On view now until April 13, is the Stamberg Aferiat + Associates designed exhibition for Frank Gehry prints and a sculpture for the Los Angeles-based artists’ workshop Gemini G.E.L. at Joni Moisant Weyl in New York City. The exhibition celebrates architecture, a more than ten-year collaboration with the renowned architect, and their one-year anniversary in a designed space by architects Peter Stamberg and Paul Aferiat. The exhibit features a newly editioned sculpture and an enlarging of Gehry’s Marques de Riscal Winery image. More images and description of the exhibition after the break.

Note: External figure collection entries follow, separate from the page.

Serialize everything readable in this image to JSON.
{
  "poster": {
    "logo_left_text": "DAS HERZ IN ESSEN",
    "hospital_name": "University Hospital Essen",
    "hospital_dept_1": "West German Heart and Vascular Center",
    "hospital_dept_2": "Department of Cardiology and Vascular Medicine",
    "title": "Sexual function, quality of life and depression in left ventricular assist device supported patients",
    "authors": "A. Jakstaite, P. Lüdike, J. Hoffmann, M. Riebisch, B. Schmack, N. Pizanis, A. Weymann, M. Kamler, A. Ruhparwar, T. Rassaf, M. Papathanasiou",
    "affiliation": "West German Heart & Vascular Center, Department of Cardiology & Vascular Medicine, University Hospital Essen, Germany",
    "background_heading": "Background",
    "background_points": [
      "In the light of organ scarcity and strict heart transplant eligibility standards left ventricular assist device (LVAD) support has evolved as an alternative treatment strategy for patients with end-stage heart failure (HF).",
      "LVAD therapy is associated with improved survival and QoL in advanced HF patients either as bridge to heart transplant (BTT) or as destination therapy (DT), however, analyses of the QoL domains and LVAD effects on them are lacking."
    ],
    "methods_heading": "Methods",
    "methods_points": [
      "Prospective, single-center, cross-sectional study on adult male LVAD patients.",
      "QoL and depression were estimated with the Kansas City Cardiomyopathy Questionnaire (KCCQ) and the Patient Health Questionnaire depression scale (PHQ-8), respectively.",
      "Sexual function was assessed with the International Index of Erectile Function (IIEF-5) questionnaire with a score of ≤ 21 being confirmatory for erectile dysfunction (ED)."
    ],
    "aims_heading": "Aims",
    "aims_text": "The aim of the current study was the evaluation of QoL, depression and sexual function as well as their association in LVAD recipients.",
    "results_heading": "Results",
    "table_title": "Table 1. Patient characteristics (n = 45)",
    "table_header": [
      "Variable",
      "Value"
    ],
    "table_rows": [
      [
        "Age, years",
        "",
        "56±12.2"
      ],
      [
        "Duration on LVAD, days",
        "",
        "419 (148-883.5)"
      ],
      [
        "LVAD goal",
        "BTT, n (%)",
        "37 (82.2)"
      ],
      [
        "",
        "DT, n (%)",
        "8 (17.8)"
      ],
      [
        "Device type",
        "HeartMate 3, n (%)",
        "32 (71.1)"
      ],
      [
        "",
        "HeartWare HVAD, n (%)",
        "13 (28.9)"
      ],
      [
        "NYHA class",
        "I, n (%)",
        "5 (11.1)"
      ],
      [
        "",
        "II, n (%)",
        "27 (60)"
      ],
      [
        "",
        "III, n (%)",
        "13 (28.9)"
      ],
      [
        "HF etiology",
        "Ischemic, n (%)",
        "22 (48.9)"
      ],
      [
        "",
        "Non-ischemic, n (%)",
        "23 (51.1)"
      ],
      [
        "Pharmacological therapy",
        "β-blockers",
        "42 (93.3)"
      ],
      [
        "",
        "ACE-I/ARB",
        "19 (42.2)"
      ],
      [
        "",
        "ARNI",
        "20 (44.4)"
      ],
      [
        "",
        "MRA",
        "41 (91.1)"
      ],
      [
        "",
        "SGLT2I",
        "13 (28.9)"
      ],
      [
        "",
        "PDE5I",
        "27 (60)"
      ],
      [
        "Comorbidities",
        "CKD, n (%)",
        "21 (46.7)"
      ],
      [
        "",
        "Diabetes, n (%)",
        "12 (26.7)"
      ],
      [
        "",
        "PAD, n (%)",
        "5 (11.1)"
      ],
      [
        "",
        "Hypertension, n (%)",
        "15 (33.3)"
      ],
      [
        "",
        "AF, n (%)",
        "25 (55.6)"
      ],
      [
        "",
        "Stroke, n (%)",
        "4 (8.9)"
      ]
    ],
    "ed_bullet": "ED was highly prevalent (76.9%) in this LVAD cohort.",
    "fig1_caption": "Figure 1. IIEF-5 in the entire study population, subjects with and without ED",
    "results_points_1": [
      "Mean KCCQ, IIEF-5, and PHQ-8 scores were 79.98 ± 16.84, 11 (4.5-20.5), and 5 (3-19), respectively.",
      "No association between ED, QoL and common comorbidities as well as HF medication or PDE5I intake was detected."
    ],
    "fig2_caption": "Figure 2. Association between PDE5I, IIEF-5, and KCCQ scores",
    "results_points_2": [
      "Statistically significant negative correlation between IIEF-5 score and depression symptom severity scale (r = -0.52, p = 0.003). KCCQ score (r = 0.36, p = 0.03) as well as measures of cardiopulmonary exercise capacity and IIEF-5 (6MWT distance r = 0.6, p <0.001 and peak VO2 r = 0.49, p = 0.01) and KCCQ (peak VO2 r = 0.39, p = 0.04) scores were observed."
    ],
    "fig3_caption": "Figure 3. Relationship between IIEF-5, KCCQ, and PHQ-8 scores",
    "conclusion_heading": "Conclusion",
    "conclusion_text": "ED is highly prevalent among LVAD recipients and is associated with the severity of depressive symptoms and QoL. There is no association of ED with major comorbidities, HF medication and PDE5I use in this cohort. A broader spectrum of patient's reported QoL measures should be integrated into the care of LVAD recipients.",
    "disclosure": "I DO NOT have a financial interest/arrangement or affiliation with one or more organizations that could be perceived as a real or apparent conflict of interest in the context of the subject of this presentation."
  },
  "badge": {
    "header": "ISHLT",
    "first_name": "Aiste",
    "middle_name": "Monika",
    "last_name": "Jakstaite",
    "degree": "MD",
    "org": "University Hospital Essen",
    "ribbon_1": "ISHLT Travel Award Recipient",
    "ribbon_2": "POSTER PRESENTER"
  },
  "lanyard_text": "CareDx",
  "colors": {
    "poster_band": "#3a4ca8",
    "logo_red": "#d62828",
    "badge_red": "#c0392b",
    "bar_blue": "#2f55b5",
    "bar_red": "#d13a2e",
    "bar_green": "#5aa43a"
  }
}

A newly editioned sculpture by Gehry, made of resin and placed on a wooden base designed by Gehry, is introduced in this exhibition. Titled Memory of Sophie Calle’s Flower, it refers to a telephone booth collaboratively created by Gehry and Calle which was placed upon a bridge spanning the Seine river in Paris. The lithographic prints on view, including his newest Puzzled images, depict various architectural projects – some recently completed as well as some unrealized. Gehry begins each architectural project with a sketch – what he calls the “tentativeness, the messiness.”
From these abstract drawings, Gehry goes about refining his ideas until they finally are realized in tangible, three-dimensional form. While the prints are not actual preparatory sketches, they reflect the creative genius behind some of Gehry’s most iconic buildings. Gehry has achieved world-wide acclaim for his distinctive design sensibility; among the most innovative architects in history, Gehry’s buildings seem to defy gravity and the natural laws of physics. One of Gehry’s earliest buildings includes an addition to the Gemini G.E.L. workshop which was completed in 1979.
In a first for Gemini G.E.L. at Joni Moisant Weyl, the gallery’s architects, Peter Stamberg and Paul Aferiat, were asked to create the exhibition design. Gehry agreed to the enlarging of his Marques de Riscal Winery image; a vinyl graphic was produced and rubbed onto one of the gallery’s walls. The enlarged graphic, along with the addition of color to what are normally white walls, transforms the gallery while brilliantly focusing the viewer’s attention on Gehry’s sculpture and prints.